Gilt die DSGVO auch für mich, wenn ich EU-Kunden fakturiere, aber außerhalb der EU ansässig bin?

Ja. Die DSGVO gilt für jedes Unternehmen, das natürlichen Personen in der EU Waren oder Dienstleistungen anbietet — unabhängig davon, wo das Unternehmen ansässig ist. Wenn du EU-ansässige Privatpersonen (nicht nur Unternehmen) fakturierst, unterliegt du der DSGVO.

Kann ein Kunde mich zwingen, eine Rechnung nach der DSGVO zu löschen?

Nein, nicht solange du gesetzlich zur Aufbewahrung verpflichtet bist. Das Recht auf Löschung setzt gesetzliche Verpflichtungen nicht außer Kraft. Das Steuerrecht in Deutschland schreibt eine Aufbewahrungsfrist von 10 Jahren vor.

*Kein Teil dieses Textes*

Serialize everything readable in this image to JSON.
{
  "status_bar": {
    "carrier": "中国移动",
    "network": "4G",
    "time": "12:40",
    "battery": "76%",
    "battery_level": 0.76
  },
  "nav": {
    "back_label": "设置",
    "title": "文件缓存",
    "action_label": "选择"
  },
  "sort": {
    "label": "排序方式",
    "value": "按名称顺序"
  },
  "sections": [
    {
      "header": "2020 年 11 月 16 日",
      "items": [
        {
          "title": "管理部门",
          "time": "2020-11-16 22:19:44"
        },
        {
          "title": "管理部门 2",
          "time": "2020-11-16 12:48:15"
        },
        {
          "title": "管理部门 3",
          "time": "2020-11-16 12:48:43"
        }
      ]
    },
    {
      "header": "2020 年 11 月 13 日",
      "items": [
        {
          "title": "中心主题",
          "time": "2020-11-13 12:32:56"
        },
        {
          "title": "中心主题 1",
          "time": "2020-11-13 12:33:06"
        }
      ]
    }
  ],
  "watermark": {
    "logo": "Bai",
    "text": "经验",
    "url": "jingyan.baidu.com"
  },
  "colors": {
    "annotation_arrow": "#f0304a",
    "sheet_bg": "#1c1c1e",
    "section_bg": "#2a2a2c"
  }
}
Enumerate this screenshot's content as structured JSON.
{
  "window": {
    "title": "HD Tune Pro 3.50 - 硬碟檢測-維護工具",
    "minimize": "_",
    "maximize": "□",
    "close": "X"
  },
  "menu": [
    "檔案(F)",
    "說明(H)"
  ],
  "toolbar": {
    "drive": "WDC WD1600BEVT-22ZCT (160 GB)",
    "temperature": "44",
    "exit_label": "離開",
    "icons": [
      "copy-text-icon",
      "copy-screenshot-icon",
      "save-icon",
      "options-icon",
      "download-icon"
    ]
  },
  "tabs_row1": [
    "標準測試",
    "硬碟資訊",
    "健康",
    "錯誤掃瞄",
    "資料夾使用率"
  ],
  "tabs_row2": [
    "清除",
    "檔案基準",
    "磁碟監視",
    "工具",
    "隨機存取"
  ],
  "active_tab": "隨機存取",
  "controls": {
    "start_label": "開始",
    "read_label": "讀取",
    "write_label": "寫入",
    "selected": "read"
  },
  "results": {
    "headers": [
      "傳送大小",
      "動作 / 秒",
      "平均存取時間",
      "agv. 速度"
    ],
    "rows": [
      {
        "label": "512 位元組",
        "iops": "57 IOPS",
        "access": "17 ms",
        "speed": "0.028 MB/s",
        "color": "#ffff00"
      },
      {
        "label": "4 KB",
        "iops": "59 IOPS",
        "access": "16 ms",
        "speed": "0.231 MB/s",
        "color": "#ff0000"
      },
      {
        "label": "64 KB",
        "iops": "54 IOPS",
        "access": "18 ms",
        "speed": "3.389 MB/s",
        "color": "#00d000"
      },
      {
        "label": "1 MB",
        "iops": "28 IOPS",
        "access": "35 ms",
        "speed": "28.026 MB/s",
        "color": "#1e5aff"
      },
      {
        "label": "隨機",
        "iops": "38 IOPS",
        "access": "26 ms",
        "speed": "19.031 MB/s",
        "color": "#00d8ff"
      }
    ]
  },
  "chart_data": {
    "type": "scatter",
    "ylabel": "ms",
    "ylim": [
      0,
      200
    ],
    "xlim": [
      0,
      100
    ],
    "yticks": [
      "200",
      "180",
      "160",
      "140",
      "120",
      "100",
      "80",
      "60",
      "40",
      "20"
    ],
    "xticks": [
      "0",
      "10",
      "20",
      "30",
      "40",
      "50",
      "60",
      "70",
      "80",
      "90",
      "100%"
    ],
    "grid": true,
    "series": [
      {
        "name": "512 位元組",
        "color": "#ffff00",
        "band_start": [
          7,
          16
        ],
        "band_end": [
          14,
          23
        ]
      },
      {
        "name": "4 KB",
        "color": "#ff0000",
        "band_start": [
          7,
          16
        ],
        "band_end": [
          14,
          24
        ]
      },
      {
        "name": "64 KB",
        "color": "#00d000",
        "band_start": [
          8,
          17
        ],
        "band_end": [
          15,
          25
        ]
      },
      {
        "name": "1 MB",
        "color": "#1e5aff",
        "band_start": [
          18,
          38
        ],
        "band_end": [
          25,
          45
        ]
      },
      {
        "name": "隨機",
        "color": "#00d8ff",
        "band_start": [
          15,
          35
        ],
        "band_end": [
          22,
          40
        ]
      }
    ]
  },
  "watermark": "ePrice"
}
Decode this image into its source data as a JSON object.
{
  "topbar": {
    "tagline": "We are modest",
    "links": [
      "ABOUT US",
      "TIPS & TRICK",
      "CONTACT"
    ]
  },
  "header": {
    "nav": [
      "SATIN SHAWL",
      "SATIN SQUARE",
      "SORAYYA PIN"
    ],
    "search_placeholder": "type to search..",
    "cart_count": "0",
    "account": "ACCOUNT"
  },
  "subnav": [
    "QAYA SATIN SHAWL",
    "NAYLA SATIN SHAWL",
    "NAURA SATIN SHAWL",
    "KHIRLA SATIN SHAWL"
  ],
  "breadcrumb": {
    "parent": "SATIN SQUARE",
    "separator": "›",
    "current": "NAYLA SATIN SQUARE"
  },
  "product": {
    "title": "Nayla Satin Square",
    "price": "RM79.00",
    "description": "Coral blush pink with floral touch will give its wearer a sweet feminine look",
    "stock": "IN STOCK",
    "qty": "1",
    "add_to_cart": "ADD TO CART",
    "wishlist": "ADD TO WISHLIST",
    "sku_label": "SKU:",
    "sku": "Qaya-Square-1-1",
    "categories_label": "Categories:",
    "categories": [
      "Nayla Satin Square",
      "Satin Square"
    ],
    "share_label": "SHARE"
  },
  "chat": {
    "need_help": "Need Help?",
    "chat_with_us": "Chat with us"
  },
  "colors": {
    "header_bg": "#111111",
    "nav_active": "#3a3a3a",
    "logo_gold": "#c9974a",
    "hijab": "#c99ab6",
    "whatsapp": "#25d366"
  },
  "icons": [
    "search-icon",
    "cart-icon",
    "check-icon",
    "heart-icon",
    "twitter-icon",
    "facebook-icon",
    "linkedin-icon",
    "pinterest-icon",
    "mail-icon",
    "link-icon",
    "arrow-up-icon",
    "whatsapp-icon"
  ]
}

Du kannst den Antrag ablehnen, die Rechtsgrundlage erläutern und zusagen, den Beleg nach Ablauf der Frist zu löschen.

Muss ich einen Datenschutzhinweis auf meinen Rechnungen angeben?

Nicht zwingend auf der Rechnung selbst. Die DSGVO verlangt, dass du Kunden über die Verarbeitung ihrer Daten informierst — üblicherweise in einer Datenschutzerklärung. Du musst dies nicht auf jeder Rechnung wiederholen, aber deine Datenschutzerklärung sollte die Verarbeitung von Rechnungsdaten abdecken.

Ist die Steuernummer eines Einzelunternehmers ein personenbezogenes Datum?

In Deutschland enthält die Umsatzsteuer-Identifikationsnummer eines Einzelunternehmers keine direkt persönlichen Informationen. Die steuerliche Identifikationsnummer (Steuer-ID) hingegen ist eindeutig einer natürlichen Person zugeordnet und damit ein personenbezogenes Datum. Achte darauf, welche Nummer du auf Rechnungen verwendest.